Le nouveau roi, Guillaume II, s’était fait aimer dans les provinces du midi comme dans celles du nord en Belgique et en Hollande. Il apportait sur le trône des goût et des qualités qui n’avaient pas entièrement été ceux de son père, des goûts chevaleresques et somptueux, une grande facilité de caractère, une réputation de bravoure acquise sur les champs de Badajoz, de Valladolid, aux journées des 16, 17 et 18 juin 1815. Dans le héros de Quatre-Bras, la nation saluait avec orgueil « la gloire (glorie) néerlandaise. » A Waterloo, il eut le bras droit emporté par un boulet de canon. Par sa campagne de dix jours sur la Sambre, il vengea noblement et la défaite des troupes hollandaises devant les Belges et ses échecs personnels. Arrivé au trône en 1830, il eût prévenu peut-être le démembrement du royaume des Pays-Bas. Lors des journées de septembre, la Belgique avait réclamé un roi, et le prince d’Orange était désigné pour gouverner le nouveau royaume. Il est regrettable qui la volonté de Guillaume Ier ait empêché le prince d’Orange de prendre possession d’un trône qu’il eût dignement occupé.
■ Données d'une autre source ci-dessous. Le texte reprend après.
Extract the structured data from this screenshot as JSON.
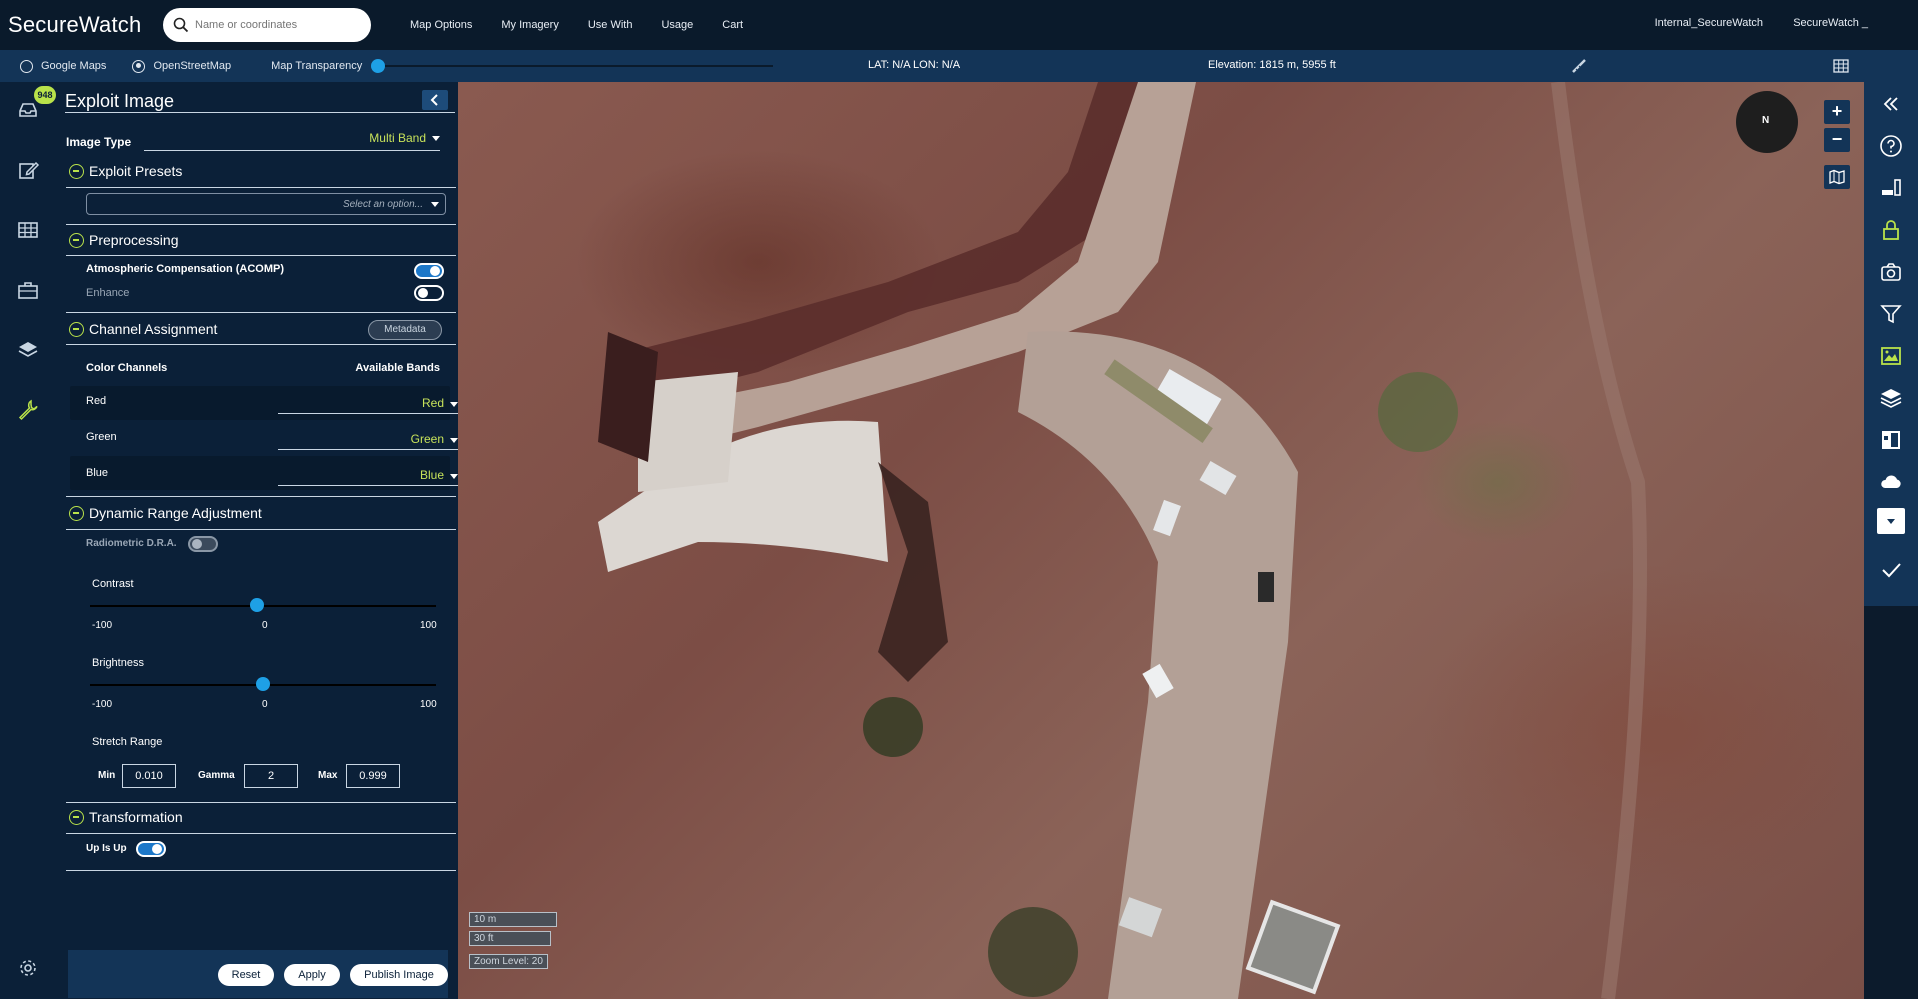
{
  "app": {
    "brand": "SecureWatch"
  },
  "search": {
    "placeholder": "Name or coordinates"
  },
  "nav": {
    "items": [
      "Map Options",
      "My Imagery",
      "Use With",
      "Usage",
      "Cart"
    ]
  },
  "user": {
    "account": "Internal_SecureWatch",
    "menu": "SecureWatch _"
  },
  "basemap": {
    "google": "Google Maps",
    "osm": "OpenStreetMap",
    "transparency": "Map Transparency",
    "selected": "OpenStreetMap",
    "transparency_value": 0
  },
  "status": {
    "coords": "LAT: N/A LON: N/A",
    "elevation": "Elevation: 1815 m, 5955 ft"
  },
  "leftnav": {
    "badge": "948"
  },
  "panel": {
    "title": "Exploit Image",
    "image_type_label": "Image Type",
    "image_type_value": "Multi Band",
    "presets": {
      "title": "Exploit Presets",
      "placeholder": "Select an option..."
    },
    "preprocessing": {
      "title": "Preprocessing",
      "acomp_label": "Atmospheric Compensation (ACOMP)",
      "acomp_on": true,
      "enhance_label": "Enhance",
      "enhance_on": false
    },
    "channels": {
      "title": "Channel Assignment",
      "metadata_button": "Metadata",
      "col1": "Color Channels",
      "col2": "Available Bands",
      "rows": [
        {
          "label": "Red",
          "value": "Red"
        },
        {
          "label": "Green",
          "value": "Green"
        },
        {
          "label": "Blue",
          "value": "Blue"
        }
      ]
    },
    "dra": {
      "title": "Dynamic Range Adjustment",
      "radiometric_label": "Radiometric D.R.A.",
      "radiometric_on": false,
      "contrast": {
        "label": "Contrast",
        "min": "-100",
        "mid": "0",
        "max": "100",
        "value": 0
      },
      "brightness": {
        "label": "Brightness",
        "min": "-100",
        "mid": "0",
        "max": "100",
        "value": 0
      },
      "stretch": {
        "label": "Stretch Range",
        "min_label": "Min",
        "min_value": "0.010",
        "gamma_label": "Gamma",
        "gamma_value": "2",
        "max_label": "Max",
        "max_value": "0.999"
      }
    },
    "transformation": {
      "title": "Transformation",
      "upisup_label": "Up Is Up",
      "upisup_on": true
    },
    "footer": {
      "reset": "Reset",
      "apply": "Apply",
      "publish": "Publish Image"
    }
  },
  "map": {
    "compass": "N",
    "zoom_in": "+",
    "zoom_out": "−",
    "scale_m": "10 m",
    "scale_ft": "30 ft",
    "zoom_level": "Zoom Level: 20"
  },
  "colors": {
    "accent": "#1ea0e6",
    "lime": "#b9e24a",
    "panel_bg": "#0b2038",
    "bar_bg": "#133457"
  }
}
Guillaume II trouva la Hollande dans une situation désespérée ; le fardeau constamment alourdi des charges publiques était devenu accablant pour le pays. Le budget de la Hollande séparée de la Belgique différait à peine de celui de l’ancien royaume hollando-belge ; le budget du ministère de l’intérieur, depuis 1830, n’était inférieur que de 9 millions au budget du même département avant cette époque ; celui de la guerre, loin de diminuer, avait augmenté ; avant 1830, il était de 36 millions ; en 1839, il était de 40 millions. Le chiffre des impositions en 1843 dépassait de 40 millions celui de 1815. La dette, qui s’était accrue de 1815 à 1830 de 23 pour 100, s’élevait en 1843 à 2 milliards 600 millions, dont 268 avaient été mis à la charge des colonies. Le service des arrérages absorbait plus de 72 millions par an[1]. Avec une

  1. De 1830 à 1850, la dette 5 pour 100 seulement s’était accrue de 442 millions en capital, et de 23 millions en intérêts. Pendant la même époque, 8 millions de billets du trésor avaient été émis, la dette des Indes avait été créée, l’état devait 80 millions à la Société de commerce, et il existait au trésor un déficit de 68 millions. En comptant l’ensemble de la dette publique de l’Europe pour 100, la Hollande y figurait pour 9/10es, la France pour 10/100es, l’Angleterre pour 41/100es. Par rapport à sa population, elle était le pays le plus imposé de l’Europe.